The pattern matches:

  • ^ Start of string
  • [a-zA-Z0-9_-]+ Match 1+ times any of the listed ranges or characters (can not start with =>)
  • => Match literally
  • [a-zA-Z0-9_-]+ Match again 1+ times any of the listed ranges or characters
  • $ End of string

Regex demo

If you want to allow for optional spaces:

^\h*[a-zA-Z0-9_-]+\h*=>\h*[a-zA-Z0-9_-]+\h*$

Regex demo

Note that [a-zA-Z0-9_-] can be written as [\w-]

0
Jan On

Well, your character ranges equal to \w, so you could use

^(?!=>)(?:(?!=>$)(?:[-\w]|=>))+$

This construct uses a "tempered greedy token", see a demo on regex101.com.


More shiny, complicated and surely over the top, you could use subroutines as in:

(?(DEFINE)
    (?<chars>[-\w])             # equals to A-Z, a-z, 0-9, _, -
    (?<af>=>)                   # "arrow function"
    (?<item>
        (?!(?&af))              # no af at the beginning
        (?:(?&af)?(?&chars)++)+
        (?!(?&af))              # no af at the end
    )
)
^(?&item)$

See another demo on regex101.com

2
mickmackusa On

There is absolutely no requirement for lookarounds here.

Anchors and an optional group will suffice.

Demo

/^[\w-]+(?:=>[\w-]+)?$/
        ^^^^^^^^^^^^^-- this whole non-capturing group is optional

This allows full strings consisting exclusively of [0-9a-zA-Z-] or split ONCE by =>.

The non-capturing group may occur zero or one time.

In other words, => may occur after one or more [\w-] characters, but if it does occur, it MUST be immediately followed by one or more [\w-] characters until the end of the string.

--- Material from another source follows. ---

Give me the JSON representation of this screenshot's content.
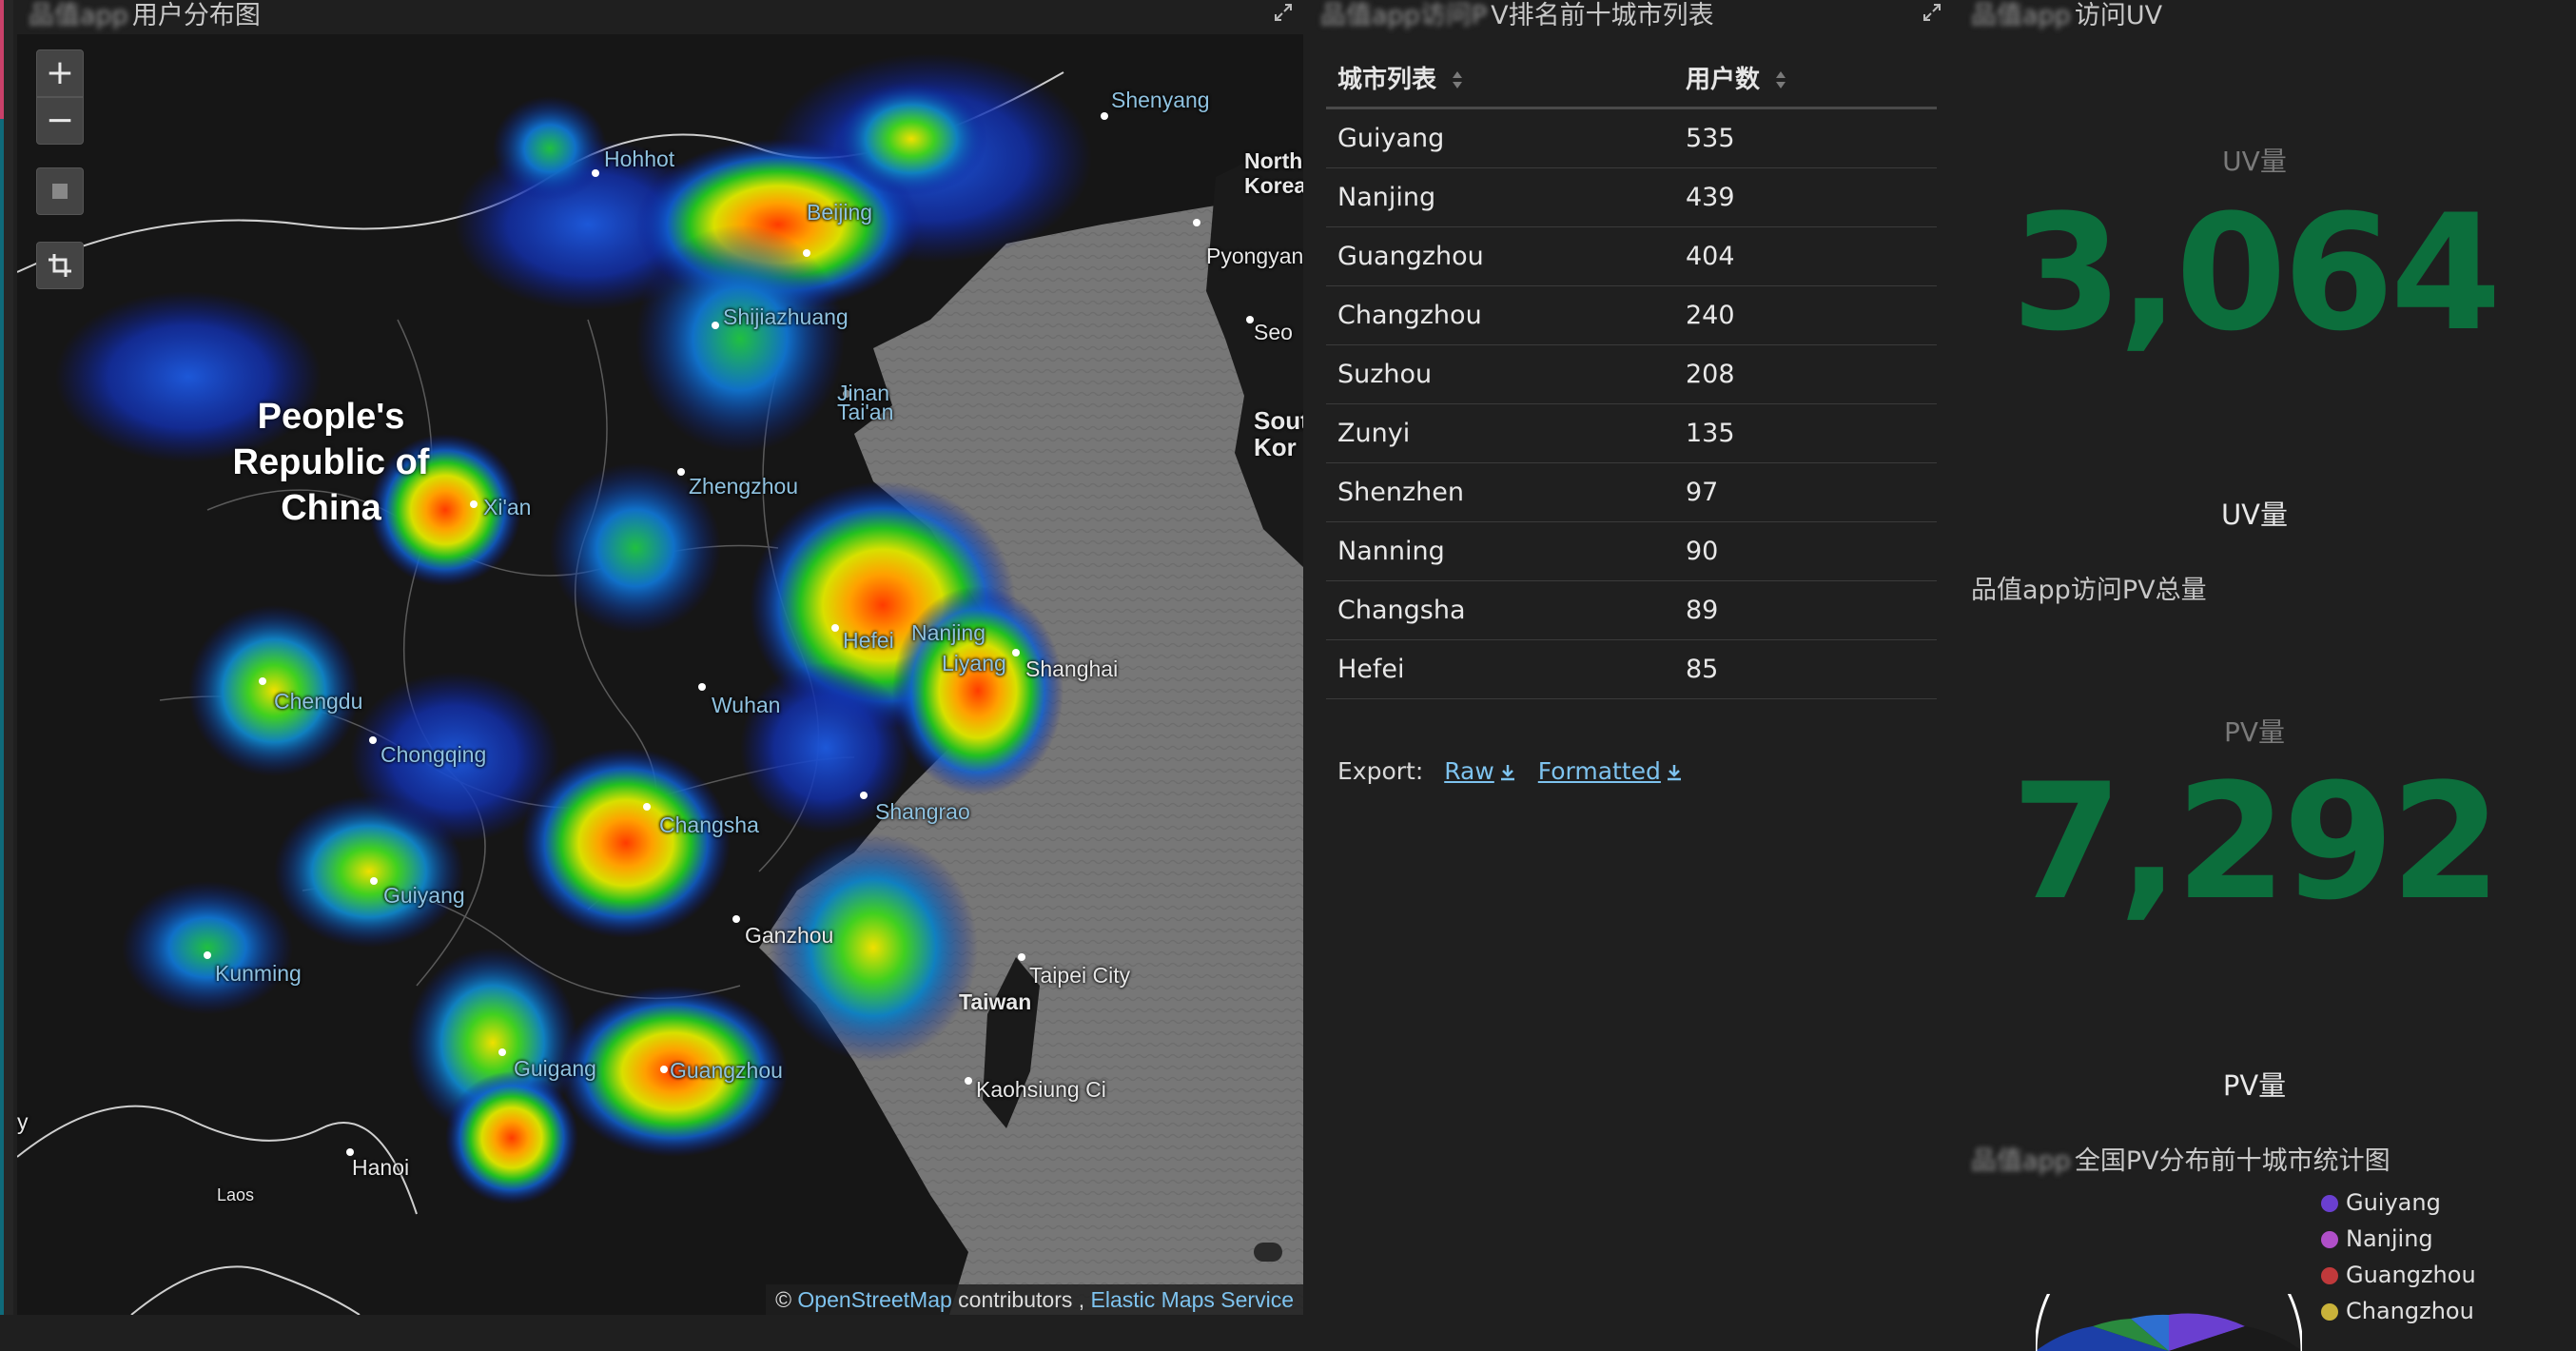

To cover some of the ambiguity in the question requirements:

  • If foo=>bar=>bam is valid, then use /^[\w-]+(?:=>[\w-]+)*$/ which replaces ? (zero or one) with * (zero or more).

  • If foo=>=>bar is valid then use /^[\w-]+(?:(?:=>)+[\w-]+)*$/ which replaces => (must occur once) with (?:=>)+ (substring must occur one or more times).